News Update: FATCA regulations
We would like to bring to your attention an important professional USA legislation known as the “FATCA”. We shall detail below part of its general legal principles, a few general implications and specific implications on our procedures with respect to reporting new grants to us:
FATCA (Foreign Account Tax Compliance Act) colloquially refers to some provisions included in the Hiring Incentives to Restore Employment Act signed into law on March 18, 2010 and took into effect on January 1, 2013.
It adds a new chapter to the Internal Revenue Code (Chapter 4) aimed at addressing perceived tax abuse by U.S. persons through the use of offshore accounts. The new rules require Foreign Financial Institutions (“FFI”s) to provide the Internal Revenue Service (“IRS”) with information on certain U.S. persons invested in accounts outside of the U.S. and for certain non-U.S. entities to provide information about any U.S. owner.
Generally, an FFI requires a determination of which accounts are “United States accounts” (a defined term), compliance with verification and due diligence procedures, annual reporting on those United States accounts to the U.S. Treasury, compliance with additional IRS reporting requests, and withholding 30% where applicable (e.g., recalcitrant account holders, nonparticipating FFIs, electing FFIs, etc.).
FFI’s that enter into an FFI agreement with the IRS need to report the following information on their U.S. accounts:
- The name, address, and Taxpayer Identification Number (“TIN”) of each account holder which is a specified United States person and, in the case of any account holder which is a United States owned foreign entity, the name, address, and TIN of each substantial United States owner of such entity.
- The account number
- The account balance or value (timing to be clarified by Regulations)

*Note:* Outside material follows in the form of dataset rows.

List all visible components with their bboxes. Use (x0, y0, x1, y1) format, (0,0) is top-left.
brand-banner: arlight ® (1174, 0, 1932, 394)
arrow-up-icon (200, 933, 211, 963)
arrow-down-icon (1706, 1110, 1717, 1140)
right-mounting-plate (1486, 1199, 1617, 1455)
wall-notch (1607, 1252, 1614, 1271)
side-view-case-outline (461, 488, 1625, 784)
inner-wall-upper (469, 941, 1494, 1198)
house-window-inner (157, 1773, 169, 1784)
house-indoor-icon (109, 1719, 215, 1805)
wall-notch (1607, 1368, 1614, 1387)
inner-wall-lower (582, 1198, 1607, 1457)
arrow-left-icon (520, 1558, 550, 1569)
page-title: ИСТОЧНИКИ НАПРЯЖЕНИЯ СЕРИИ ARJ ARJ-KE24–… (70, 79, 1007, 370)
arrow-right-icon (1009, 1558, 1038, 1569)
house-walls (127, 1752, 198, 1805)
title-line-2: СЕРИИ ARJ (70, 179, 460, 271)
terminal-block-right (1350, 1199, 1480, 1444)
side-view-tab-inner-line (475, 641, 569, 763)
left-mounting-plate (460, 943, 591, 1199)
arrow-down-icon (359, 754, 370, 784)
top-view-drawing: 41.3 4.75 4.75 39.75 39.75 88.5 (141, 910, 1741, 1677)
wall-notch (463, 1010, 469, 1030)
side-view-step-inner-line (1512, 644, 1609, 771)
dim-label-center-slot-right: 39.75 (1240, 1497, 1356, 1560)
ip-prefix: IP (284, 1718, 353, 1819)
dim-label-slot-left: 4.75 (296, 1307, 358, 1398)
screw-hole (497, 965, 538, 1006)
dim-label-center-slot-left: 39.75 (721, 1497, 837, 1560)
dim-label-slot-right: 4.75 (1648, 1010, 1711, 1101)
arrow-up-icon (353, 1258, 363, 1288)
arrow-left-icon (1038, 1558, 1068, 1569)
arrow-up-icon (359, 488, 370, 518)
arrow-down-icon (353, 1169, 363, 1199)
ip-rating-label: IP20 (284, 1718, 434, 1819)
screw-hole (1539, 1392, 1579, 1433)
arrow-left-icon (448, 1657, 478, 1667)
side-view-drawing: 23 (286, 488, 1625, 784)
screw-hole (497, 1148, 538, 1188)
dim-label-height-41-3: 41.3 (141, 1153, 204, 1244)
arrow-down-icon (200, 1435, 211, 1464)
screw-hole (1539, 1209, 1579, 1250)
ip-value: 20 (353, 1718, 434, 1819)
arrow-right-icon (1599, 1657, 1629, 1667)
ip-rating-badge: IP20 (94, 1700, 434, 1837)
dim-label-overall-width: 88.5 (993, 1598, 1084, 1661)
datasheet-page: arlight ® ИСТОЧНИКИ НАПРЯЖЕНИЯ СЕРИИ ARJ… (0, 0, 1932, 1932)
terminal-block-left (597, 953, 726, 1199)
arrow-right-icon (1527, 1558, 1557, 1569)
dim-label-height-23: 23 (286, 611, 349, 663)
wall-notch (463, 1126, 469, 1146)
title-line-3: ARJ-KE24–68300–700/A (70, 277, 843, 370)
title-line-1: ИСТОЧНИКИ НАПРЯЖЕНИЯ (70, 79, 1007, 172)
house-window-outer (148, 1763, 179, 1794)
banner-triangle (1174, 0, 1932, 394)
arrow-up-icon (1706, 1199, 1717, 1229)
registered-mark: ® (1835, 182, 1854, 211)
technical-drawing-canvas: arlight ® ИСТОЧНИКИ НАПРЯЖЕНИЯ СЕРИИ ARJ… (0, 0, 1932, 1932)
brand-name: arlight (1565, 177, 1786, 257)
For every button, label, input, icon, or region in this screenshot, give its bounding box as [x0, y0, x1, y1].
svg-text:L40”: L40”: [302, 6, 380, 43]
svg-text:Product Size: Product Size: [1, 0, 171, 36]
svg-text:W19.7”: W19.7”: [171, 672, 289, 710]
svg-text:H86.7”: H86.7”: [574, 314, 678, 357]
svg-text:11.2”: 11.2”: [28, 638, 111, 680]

- Possibly have to report the gross receipts and gross withdrawals or payments from the account
FATCA entered into force on July 1, 2014
However… an Important relief regarding grants under Section 102:
On the beginning of July, we were happy to update and announce that Israel and the United States of America signed an agreement to Improve International Tax Compliance and to Implement FATCA. The agreement – Model 1 IGA – was signed and published on June 30th 2014.
The IGA determines that accounts, in which the sole financial assets are shares or options held by a trustee for employees, according Section 102 of the Israeli Tax Ordinance (new version) 1961 (“section 102”), are exempt from FATCA and therefore, are not required to be identified and reported under the FATCA.
Therefore, according to the IGA, accounts that are being held and/or managed by Tamir Fishman within the framework of section 102 are exempt from the FATCA.
As for the non-Israeli beneficiaries, whose grants are not within the framework of Section 102, their exercises are being processed with Oppenheimer & Co. (Tamir Fishman executing broker).
Oppenheimer have informed us that they will soon request each client (company which opened an activity Oppenheimer account) to sign a new and updated W8BENE form or a W8IMY (in this case of a W8IMY form, an additional W8 or W9 for each beneficiary are required) per each account of the client with Oppenheimer.
That is in order to fully comply with all reporting requirements.
Therefore…. Specific implications
Tamir Fishman Equity Plan Services, as a stock administrator, suggest that each beneficiary, whose grants are not under section 102, shall sign a W8 or W9 as the case may be, and a copy of the said documents shall be delivered to us upon grant event.